MA

NIST Finalizes Multiyear Effort for its Big Data Interoperability Framework

Published: October 30, 2019

Big DataNIST

The NIST Big Data Interoperability Framework provides guidance on the development of interoperable and safe software solutions for big data analytics.

The NIST Big Data Public Working Group (NBD-PWG) has released the final version of the NIST Big Data Interoperability Framework (NBDIF) after years of effort to develop a framework to advance the progress of big data. The NBDIF primarily provides the common requirements to help agencies develop and deliver interoperable and adaptable big data analytics software based on an open reference architecture.
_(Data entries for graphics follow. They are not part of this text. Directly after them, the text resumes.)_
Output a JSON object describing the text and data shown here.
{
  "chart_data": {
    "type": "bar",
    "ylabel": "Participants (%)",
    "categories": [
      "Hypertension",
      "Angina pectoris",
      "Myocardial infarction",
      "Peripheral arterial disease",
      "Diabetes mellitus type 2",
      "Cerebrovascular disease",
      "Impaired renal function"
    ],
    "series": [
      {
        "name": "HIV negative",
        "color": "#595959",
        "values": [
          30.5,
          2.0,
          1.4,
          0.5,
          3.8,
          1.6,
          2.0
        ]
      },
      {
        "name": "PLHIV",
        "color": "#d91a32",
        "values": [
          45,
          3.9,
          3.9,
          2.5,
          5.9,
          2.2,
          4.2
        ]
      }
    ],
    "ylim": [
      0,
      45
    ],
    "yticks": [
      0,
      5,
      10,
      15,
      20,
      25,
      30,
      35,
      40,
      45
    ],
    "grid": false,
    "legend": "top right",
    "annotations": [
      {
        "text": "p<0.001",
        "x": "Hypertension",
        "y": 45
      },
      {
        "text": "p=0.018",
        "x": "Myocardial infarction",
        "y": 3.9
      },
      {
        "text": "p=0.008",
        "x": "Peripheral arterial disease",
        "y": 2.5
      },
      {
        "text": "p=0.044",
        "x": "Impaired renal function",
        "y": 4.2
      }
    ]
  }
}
Specifically, the framework targets developers to create and deploy analytical software tools to work in any computing platform and transfer seamlessly to any other platform. “If software vendors use the framework’s guidelines when developing analytical tools, then analysts’ results can flow uninterruptedly, even as their goals change and technology advances,” according to NIST’s announcement.

Released in three versions, each version marks the stages of NBD-PWG work on the framework. The first version identified high-level, key components of the big data reference, while the second iteration defined the general interfaces of those components. In its final version, the NBDIF builds general applications through general interfaces to validate the framework.

The result is a series of nine volumes that make up the NBDIF:

  1. Definitions
  2. Taxonomies
  3. Use Case and Requirements
  4. Security and Privacy
  5. Architectures White Paper Survey
  6. Reference Architecture
  7. Standards Roadmap
  8. Reference Architecture Interface
  9. Modernization and Adoption

Major Objectives:

Goals for the NBDIF include achieving streamlined standards and understanding for big data components, as well as:

  • A common language for big data solutions, processes and systems
  • Federal agency understanding of vendor’s big data software to categorize and compare solutions
  • Consistent methods to implement technology to solve similar problem sets
  • A roadmap of standards for interoperability, probability, reusability and extendibility of big data solutions
  • Maturity elements and barriers for secure adoption of big data systems

The NBDIF announcement provides several applicable examples in the use of the NBDIF to solve common, contemporary data problems throughout federal agencies. One such example includes weather forecasting. Meteorologists must deal with analytical tools that track multiple variables of data that change simultaneously. By implementing the measures within the NBDIF, forecasting can become flexible with solutions that allow meteorologists to update improvements to existing models effortlessly.

Implications

For contractors, the common definitions, specifications and patterns within the NBDIF will help provide clarity and standardization in big data contract requirements.

Moreover, the NBDIF paves the way for vendors to develop software solutions that are interoperable and adaptable across multiple computing platforms, including cloud-based environments.

Lastly, the NBDIF provides federal government awareness in the adoption of big data software, allowing agencies to better discern analytic solutions that fit into their data environment.